Tekelleşme geleneksel websitelerinin sonunu getirdi çünkü sitelere rabet azaldı ve tabii reklam gelirleri de azaldı. Tamamen sosyal medyaya taşınsalar reklam gösteremeyecekleri için kâr edemezler. O yüzden artık siteler, örneğin haber siteleri, üyeleri kendi sitelerine geri çekmek için sosyal medya hesabı açıp clickbait gönderilere haberlerinin linklerini gömüyorlar.

Peki tekelleşen siteler bakın naptı? (Olay yaratacak algoritmalar!! Az sonra)


Klik Yarışına Feda Olan Blog Konsepti


Tekelleşmeyle aynı anda gerçekleşen şey tekeli elinde bulunduran sitelerin verilerimizi işleyip sitelerini ona göre düzenlemeleri. Eskiden böyle bir şey yoktu, aynı site sana da bana da aynı şekilde gözükürdü. Artık böyle değil. Siteler içeriklerini insanlara göre düzenliyor. İnsanların ilgisini çekebilecek, onları sitede tutacak içerikleri öne çıkartıp ilgi çekici olmayanları sönümlüyor. Tabii bunun başlıca nedeni bu sitelerde çok fazla içerik olması ama içeriğin düzenlenmesinde bizim verimizin kullanılması yeni bir olay. Forumlarda da çok fazla içerik olurdu. Ama yeni içerik her zaman üstte, eskiler altta olurdu. 

İlgi çekme, klik alma, merak ettirme gibi kıstaslar sadece içeriğin düzenlenmesinde sıraya konulmasında kalmadı arkadaşlar. Bazı konseptler öldü bazıları yürüdü veya icat oldu. 

Örmeğim tekelleşmeyle beraber forum siteleri öldü ama forum konsepti hemen ölmedi. Facebook gruplarında forumlar vardı. Rabet olmayınca facebook kaldırdı bunu şimdiki gönderi + yorum düzenine geçti. Aynı şekilde not şeklinde resimsiz yazı paylaşma da vardı. O da gitti. Facebook'un elinde masadan bir bir eksildi o konseptler.

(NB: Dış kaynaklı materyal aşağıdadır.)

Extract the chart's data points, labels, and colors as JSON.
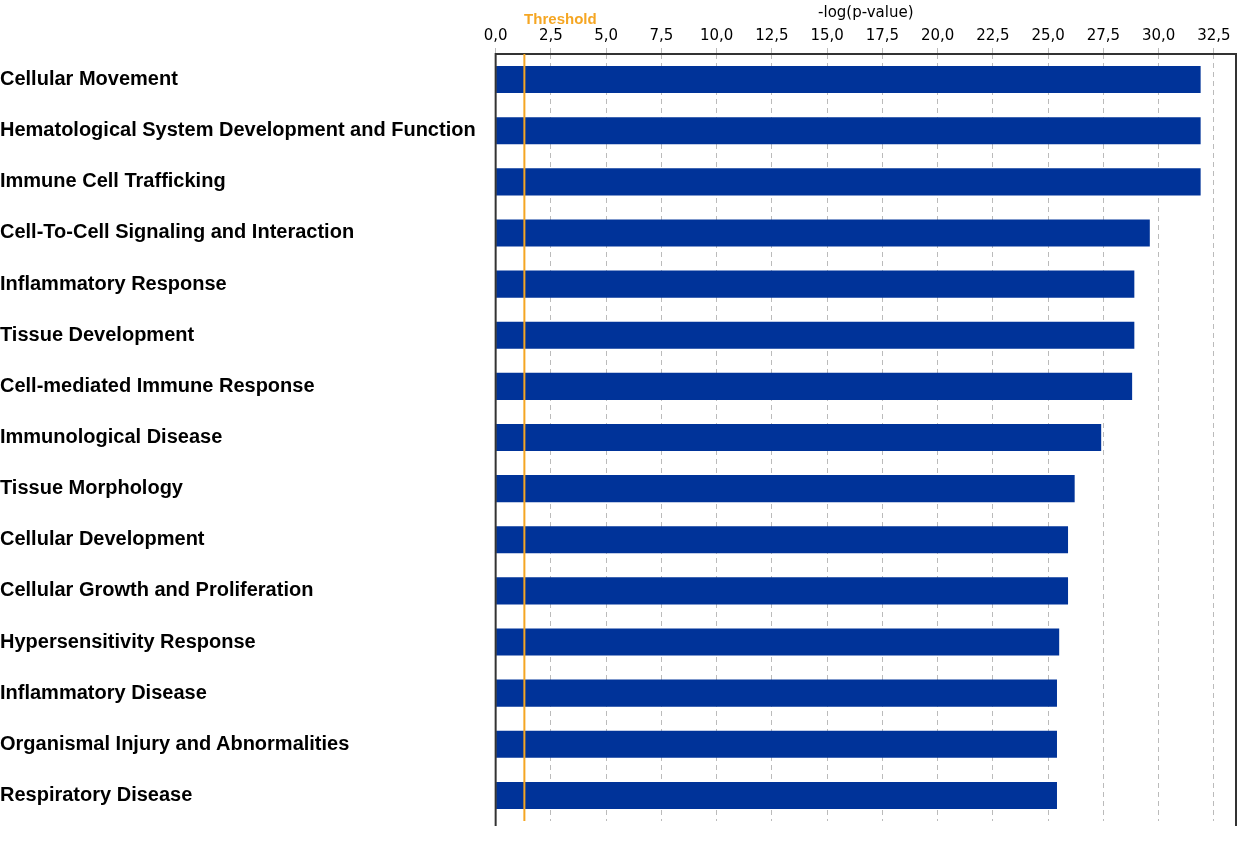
{
  "chart_data": {
    "type": "bar",
    "orientation": "horizontal",
    "xlabel": "-log(p-value)",
    "categories": [
      "Cellular Movement",
      "Hematological System Development and Function",
      "Immune Cell Trafficking",
      "Cell-To-Cell Signaling and Interaction",
      "Inflammatory Response",
      "Tissue Development",
      "Cell-mediated Immune Response",
      "Immunological Disease",
      "Tissue Morphology",
      "Cellular Development",
      "Cellular Growth and Proliferation",
      "Hypersensitivity Response",
      "Inflammatory Disease",
      "Organismal Injury and Abnormalities",
      "Respiratory Disease"
    ],
    "values": [
      31.9,
      31.9,
      31.9,
      29.6,
      28.9,
      28.9,
      28.8,
      27.4,
      26.2,
      25.9,
      25.9,
      25.5,
      25.4,
      25.4,
      25.4
    ],
    "color": "#003399",
    "xlim": [
      0,
      33.5
    ],
    "xticks": [
      {
        "value": 0,
        "label": "0,0"
      },
      {
        "value": 2.5,
        "label": "2,5"
      },
      {
        "value": 5,
        "label": "5,0"
      },
      {
        "value": 7.5,
        "label": "7,5"
      },
      {
        "value": 10,
        "label": "10,0"
      },
      {
        "value": 12.5,
        "label": "12,5"
      },
      {
        "value": 15,
        "label": "15,0"
      },
      {
        "value": 17.5,
        "label": "17,5"
      },
      {
        "value": 20,
        "label": "20,0"
      },
      {
        "value": 22.5,
        "label": "22,5"
      },
      {
        "value": 25,
        "label": "25,0"
      },
      {
        "value": 27.5,
        "label": "27,5"
      },
      {
        "value": 30,
        "label": "30,0"
      },
      {
        "value": 32.5,
        "label": "32,5"
      }
    ],
    "ref_lines": [
      {
        "axis": "x",
        "value": 1.3,
        "label": "Threshold",
        "color": "#f5a623"
      }
    ],
    "grid": "x",
    "legend": false
  }
}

Facebook çok fazla komplikeydi, içinde çok fazla özellik vardı. Önce Twitter Facebook'taki status girme özelliğini alıp 140 karakterlik hap bilgi şeklinde kısıtlayıp yürüdü. Sonra Instagram neredeyse tamamen görselden oluşan basit bir arayüzle devrim yaptı. Sonra insanların kısa ve hap videolar arasında zapping yapmasını sağlayan konseptler türedi, Vine, Snapchat'in storyleri ve en sonunda kişiselleştirmenin suyunu çıkarmış olan TikTok. Instagram TikTok'un konsepti çalıp Reels'i çıkardı. Facebook'ta da benzer bir  Facebook Watch konsepti de var. Yakında Twitter'a da gelir.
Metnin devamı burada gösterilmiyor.